Diary of Charles Francis Adams, volume 4

Monday. 7th. CFA Monday. 7th. CFA
Monday. 7th.

Morning mild and pleasant. I went to the Office as usual and was busy in reading and finishing the Institutes of Justinian which have on the whole paid me pretty well for my study of them. But one interruption of any consequence, that of my Tenant Mr. Gulliver boring me for further repairs. I was rather provoked and we had a pretty smart dialogue. This repairing consumes nearly all the funds, and in these times when income fails so frequently this is something of an object. Indeed of all kinds of Estate which I know, real Estate is the most provoking. I wish I had nothing at all to do with it.

Went to the Athenaeum but did not succeed in getting any new book. After dinner, Attended the Meeting of the Directors of the Boylston Market Association, for the transaction of business. After disposing of the various subjects I took a long walk to Roxbury1 and could not help reflecting still more in the course of it, upon this subject of property. The discussion of the Dividend of this Company is another evidence of my assertions.

Returned home fatigued, and in the evening finished Mr. Drake’s book. After which I looked over Dr. Valpy’s Greek Grammar2 and read the usual Numbers of the Spectator.


Roxbury would have been reached by continuing southward from the Boylston Market on Washington Street, which after entering Roxbury became its main artery. The area is included in the “map of Boston and the adjacent towns” which is reproduced in vol. 3.


Richard Valpy, The Elements of Greek Grammar ..., first issued at London in 1805, was published in several editions in England and the United States before 1831.

Tuesday. 8th. CFA Tuesday. 8th. CFA
Tuesday. 8th.

The day was pleasant though much colder than it has been heretofore. I went to the Office so early that I had a good long morning and after disposing of common matters, I sat down to read the speeches of Mr. Sheridan upon the Impeachment of Warren Hastings. These are very celebrated and may have been entitled to the praise they received when delivered, but I am at a loss to see where it is merited in the abstract I read. I mean as a whole—For parts are undoubtedly splendid. But the Speech as a charge is not clear, it gives no vivid idea of the circumstances, the narration is too much clouded by assertion and invective. It fails before the distinct painting of the Orations against Verres. It requires a knowledge of facts before we enter upon it, which is a defect in a substantial part of Orations.
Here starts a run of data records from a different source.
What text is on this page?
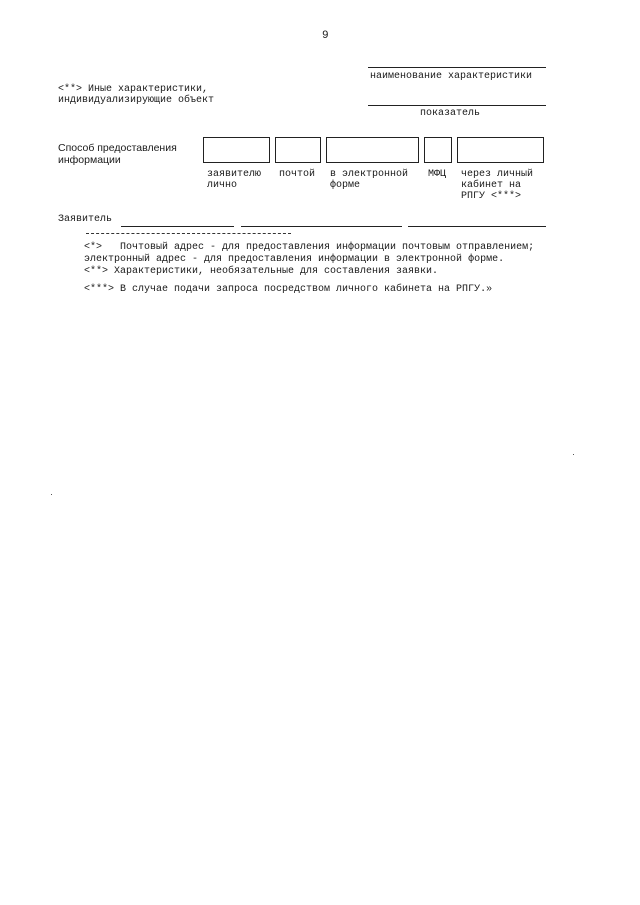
9
<**> Иные характеристики,
индивидуализирующие объект
наименование характеристики
показатель
Способ предоставления
информации
заявителю
лично
почтой в электронной
форме
МФЦ через личный
кабинет на
РПГУ <***>
Заявитель
<*>   Почтовый адрес - для предоставления информации почтовым отправлением;
электронный адрес - для предоставления информации в электронной форме.
<**> Характеристики, необязательные для составления заявки.
<***> В случае подачи запроса посредством личного кабинета на РПГУ.»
Notwithstanding all this, it must have been a great effort and I am much more disposed to lay the faults I find to the imperfection of the Report of it, than to the original Speech.1

I went to the Boylston Market and drew up the Record of the Directors Meeting of yesterday. After which I took a long walk. Afternoon, reviewed the Oration for Caecina which I admire more and more. It contains the substance of a most important Question, agitated ever since but never better settled. Evening, at home. Edward Brooks called and passed an hour. After which Dr. Valpy and the Spectator.


There were numerous accounts of the trial of Warren Hastings in which the speeches of Richard Brinsley Sheridan were summarized or abstracted, all of the accounts apparently relying upon the Parliamentary Reports. One such, which would have been available at the Boston Athenaeum, was The Trial of Warren Hastings, Esq. [London], 1788, where Sheridan’s speeches of 3, 6, 10 June 1788, are reported in some detail.

Wednesday. 9th. CFA Wednesday. 9th. CFA
Wednesday. 9th.

Morning at the Office. Weather fine. Before I had completed my daily Diary, I was interrupted, and the visits of different persons continued throughout the day. Mr. Noah Curtis, the Parish Treasurer of Quincy called to pay the Note which my father held against them, from my Grandfather’s Estate.1 I was obliged to return home to obtain it, and was then paid in full. This with the sum from the Fire and 6Marine will make almost enough to pay Miss A. S. Adams.2 The Fire and Marine however again pay no Dividend. A wretched concern. My other visitors were my Carpenter Mr. Ayer, about some little repairs to be done on Mr. Gulliver’s house. Mr. Hurlbert, the Tenant of the Store about Mr. Welsh’s Room which he made an offer for, that I could not accept. Then Mr. Peabody with whom I took a walk to the sale of the Furniture under the care of the New England Society.3 It was poor. Returned home.

Afternoon employed in finishing the Oration for Caecina and read a large part of that for the Manilian Law. This is a famous Panegyric. But perhaps Hortensius was right and Cicero wrong. In the evening, visits from Mr. Jo. Angier and Edmd. Quincy. A pleasant Supper enough but I did nothing after it excepting to read the Spectator.


The sum received was $1,436.38. CFA to JQA, 9 March (LbC, Adams Papers).


The legacy to Abigail S. Adams from her grandfather payable at her marriage amounted to $3,125. CFA to JQA, 28 Feb. (LbC, Adams Papers).


The sale took place at 9 o’clock at Market Hall (Boston Daily Advertiser, 9 March, p. 3, col. 4).